I recently came across a scathing review of my band’s recently released album, House of Spirits. A glaring “C minus” rating inspired in me strangely exultant feelings, and I had to see what all the fuss was about. The “minus” sign after the “C” was particularly inviting. Not one to take criticism personally, and far from scarred by the many less-than-glowing reviews we’ve run up against, I was expecting a thorough, well-balanced study of our dark and imperfect pop songs. I had recently had the nagging feeling that with this, our fifth album, we had somehow lost some of the alchemy that had whisked us through an accidental, middling career in “indie rock,” and I was curious to see whether this reviewer had picked up on a bit of our woe.
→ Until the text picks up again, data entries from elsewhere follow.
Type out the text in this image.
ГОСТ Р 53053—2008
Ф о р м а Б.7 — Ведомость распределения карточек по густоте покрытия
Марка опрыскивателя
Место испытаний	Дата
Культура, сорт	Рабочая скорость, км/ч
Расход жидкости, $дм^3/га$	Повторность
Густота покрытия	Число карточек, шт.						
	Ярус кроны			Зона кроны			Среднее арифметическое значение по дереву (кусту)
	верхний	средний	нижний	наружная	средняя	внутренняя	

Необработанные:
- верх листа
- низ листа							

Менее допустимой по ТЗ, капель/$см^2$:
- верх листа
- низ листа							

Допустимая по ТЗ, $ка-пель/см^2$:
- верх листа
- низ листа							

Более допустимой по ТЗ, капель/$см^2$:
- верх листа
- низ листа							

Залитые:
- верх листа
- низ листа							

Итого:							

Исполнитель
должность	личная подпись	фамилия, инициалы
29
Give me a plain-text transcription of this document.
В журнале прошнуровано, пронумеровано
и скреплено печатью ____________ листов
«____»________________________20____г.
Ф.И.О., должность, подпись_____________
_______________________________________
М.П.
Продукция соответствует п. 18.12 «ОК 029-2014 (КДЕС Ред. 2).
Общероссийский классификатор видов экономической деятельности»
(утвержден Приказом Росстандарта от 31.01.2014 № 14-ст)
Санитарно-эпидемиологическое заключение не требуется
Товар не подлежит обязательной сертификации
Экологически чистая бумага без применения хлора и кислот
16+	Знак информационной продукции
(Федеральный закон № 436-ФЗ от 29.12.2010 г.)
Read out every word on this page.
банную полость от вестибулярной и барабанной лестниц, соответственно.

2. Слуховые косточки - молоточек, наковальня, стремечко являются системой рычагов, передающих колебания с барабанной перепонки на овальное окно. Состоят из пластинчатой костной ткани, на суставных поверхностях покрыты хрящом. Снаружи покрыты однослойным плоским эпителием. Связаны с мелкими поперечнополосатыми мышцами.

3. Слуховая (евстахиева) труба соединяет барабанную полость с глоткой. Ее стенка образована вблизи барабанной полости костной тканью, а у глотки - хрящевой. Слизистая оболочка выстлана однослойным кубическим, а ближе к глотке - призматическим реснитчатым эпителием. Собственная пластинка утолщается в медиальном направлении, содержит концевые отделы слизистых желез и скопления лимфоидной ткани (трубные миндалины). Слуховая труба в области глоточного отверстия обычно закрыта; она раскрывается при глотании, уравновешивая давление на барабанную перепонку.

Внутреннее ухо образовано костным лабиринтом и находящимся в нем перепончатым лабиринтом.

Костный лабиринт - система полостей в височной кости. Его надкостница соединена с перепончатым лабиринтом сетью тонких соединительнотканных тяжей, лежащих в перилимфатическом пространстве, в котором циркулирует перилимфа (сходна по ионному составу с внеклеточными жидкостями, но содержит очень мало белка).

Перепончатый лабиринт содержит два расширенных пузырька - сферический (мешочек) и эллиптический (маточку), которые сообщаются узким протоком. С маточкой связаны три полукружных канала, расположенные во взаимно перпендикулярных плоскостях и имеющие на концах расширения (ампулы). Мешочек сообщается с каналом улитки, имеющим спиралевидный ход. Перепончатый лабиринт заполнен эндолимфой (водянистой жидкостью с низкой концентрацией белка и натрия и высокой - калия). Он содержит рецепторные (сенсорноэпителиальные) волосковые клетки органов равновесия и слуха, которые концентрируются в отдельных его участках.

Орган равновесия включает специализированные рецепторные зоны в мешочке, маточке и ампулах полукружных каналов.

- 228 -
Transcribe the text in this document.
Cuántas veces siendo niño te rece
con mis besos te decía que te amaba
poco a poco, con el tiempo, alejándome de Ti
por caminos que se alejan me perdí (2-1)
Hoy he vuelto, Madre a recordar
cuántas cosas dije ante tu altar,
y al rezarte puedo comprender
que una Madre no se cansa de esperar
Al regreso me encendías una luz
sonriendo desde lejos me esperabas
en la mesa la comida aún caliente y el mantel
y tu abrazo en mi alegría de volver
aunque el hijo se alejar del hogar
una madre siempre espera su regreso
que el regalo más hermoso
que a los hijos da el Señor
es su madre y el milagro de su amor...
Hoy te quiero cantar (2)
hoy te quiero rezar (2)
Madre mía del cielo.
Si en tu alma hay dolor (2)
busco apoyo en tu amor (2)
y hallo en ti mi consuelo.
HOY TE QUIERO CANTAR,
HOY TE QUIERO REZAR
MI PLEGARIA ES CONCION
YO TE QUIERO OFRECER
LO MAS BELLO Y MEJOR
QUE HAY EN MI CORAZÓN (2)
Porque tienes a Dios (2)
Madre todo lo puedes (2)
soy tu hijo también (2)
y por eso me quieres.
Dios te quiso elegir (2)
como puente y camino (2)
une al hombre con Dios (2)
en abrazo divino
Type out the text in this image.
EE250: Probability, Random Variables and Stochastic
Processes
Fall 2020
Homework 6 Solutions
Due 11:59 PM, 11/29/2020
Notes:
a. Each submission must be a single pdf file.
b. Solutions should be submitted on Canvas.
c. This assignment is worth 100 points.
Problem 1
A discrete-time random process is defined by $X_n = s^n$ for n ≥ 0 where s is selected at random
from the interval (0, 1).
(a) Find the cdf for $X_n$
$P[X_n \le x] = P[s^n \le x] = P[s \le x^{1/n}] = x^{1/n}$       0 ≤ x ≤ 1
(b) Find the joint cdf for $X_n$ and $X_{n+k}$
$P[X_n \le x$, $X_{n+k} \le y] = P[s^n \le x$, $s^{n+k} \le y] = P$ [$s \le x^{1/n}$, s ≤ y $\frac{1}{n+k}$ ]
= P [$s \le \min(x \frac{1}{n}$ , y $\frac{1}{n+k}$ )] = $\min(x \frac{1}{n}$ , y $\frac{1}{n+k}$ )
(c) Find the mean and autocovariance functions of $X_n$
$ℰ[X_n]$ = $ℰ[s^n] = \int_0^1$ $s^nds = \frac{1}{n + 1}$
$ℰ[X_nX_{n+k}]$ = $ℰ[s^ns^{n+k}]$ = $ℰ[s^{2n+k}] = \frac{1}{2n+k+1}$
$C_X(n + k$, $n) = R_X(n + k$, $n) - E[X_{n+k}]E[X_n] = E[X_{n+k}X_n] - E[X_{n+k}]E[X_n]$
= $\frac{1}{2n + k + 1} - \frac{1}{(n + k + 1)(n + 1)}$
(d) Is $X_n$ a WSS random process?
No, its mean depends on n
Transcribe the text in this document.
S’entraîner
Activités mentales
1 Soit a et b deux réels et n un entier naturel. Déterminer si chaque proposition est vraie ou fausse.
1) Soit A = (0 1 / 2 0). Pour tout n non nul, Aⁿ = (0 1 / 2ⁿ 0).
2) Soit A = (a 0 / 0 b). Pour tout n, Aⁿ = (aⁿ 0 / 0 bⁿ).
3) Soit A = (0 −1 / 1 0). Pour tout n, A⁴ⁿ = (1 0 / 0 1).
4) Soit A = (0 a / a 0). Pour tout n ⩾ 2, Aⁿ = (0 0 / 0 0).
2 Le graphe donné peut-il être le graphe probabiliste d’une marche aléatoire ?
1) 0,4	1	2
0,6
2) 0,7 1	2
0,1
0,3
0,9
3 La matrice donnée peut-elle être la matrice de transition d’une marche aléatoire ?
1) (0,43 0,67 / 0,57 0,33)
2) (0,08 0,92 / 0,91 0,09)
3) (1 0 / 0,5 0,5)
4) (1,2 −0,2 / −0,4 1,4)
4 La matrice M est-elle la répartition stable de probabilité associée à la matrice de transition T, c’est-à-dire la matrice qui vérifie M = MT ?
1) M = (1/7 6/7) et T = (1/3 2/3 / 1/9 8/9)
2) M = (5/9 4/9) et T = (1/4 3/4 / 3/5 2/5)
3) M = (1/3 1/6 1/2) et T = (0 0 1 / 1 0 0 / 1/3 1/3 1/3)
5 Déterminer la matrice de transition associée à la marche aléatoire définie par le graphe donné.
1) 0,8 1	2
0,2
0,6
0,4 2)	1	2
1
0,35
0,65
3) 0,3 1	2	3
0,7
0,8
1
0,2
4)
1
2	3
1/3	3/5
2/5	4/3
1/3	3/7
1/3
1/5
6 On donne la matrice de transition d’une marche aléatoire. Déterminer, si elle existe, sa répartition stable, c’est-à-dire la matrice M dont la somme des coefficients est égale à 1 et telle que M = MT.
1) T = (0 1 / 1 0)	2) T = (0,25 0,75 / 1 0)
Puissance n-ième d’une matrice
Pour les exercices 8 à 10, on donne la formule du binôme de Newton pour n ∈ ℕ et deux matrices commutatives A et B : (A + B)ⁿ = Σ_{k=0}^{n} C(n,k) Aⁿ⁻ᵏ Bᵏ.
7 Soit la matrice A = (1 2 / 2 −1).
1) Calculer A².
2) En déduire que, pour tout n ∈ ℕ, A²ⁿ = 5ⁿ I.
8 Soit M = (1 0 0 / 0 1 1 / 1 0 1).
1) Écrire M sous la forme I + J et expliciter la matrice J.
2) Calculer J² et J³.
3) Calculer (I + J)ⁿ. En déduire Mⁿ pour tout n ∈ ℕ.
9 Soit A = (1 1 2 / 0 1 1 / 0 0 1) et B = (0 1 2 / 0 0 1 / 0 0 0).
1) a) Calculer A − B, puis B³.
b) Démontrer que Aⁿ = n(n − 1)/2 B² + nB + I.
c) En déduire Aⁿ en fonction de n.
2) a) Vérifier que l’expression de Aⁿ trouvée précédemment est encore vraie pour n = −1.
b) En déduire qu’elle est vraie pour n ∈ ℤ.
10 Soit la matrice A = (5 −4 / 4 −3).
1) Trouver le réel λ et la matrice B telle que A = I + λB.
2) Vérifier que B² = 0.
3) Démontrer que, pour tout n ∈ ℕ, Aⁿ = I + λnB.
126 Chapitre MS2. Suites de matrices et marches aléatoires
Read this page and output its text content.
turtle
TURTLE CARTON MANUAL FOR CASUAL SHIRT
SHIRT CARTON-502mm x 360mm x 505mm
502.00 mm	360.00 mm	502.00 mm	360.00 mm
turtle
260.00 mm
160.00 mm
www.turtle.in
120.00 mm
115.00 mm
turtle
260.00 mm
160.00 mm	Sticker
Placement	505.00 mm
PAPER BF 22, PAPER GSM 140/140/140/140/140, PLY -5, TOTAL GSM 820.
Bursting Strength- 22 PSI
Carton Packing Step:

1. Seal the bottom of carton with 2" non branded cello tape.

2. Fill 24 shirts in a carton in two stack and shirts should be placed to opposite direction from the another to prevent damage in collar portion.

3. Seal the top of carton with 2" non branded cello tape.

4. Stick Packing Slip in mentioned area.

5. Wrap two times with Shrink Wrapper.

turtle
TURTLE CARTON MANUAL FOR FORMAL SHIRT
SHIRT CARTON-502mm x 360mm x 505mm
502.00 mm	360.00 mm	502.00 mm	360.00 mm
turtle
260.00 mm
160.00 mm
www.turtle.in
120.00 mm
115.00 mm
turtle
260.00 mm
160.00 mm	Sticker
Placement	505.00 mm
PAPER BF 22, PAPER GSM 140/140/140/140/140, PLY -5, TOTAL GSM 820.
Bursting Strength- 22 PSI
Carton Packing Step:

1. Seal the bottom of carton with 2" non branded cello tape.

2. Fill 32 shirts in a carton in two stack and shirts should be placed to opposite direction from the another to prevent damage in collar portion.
The review began with a reference to “the hero’s journey” as discussed by author John Green. I remembered being in college, reading about the hero’s journey as explained by renowned scholar Joseph Campbell in his dissemnination of mythology. I had never heard of John Green. Regardless, the hero’s journey was a decent enough trope on which to base a record review, so I was all ears. As I continued reading, I was pleased to find that over and over again, this reviewer actually hit the nail on the head, when he got inside the actual songs. He had obviously listened to our last two albums, and in dissecting certain musical moments, he genuinely seemed to understand what was going on, from a tonal perspective. In fact, I agreed with most everything he wrote.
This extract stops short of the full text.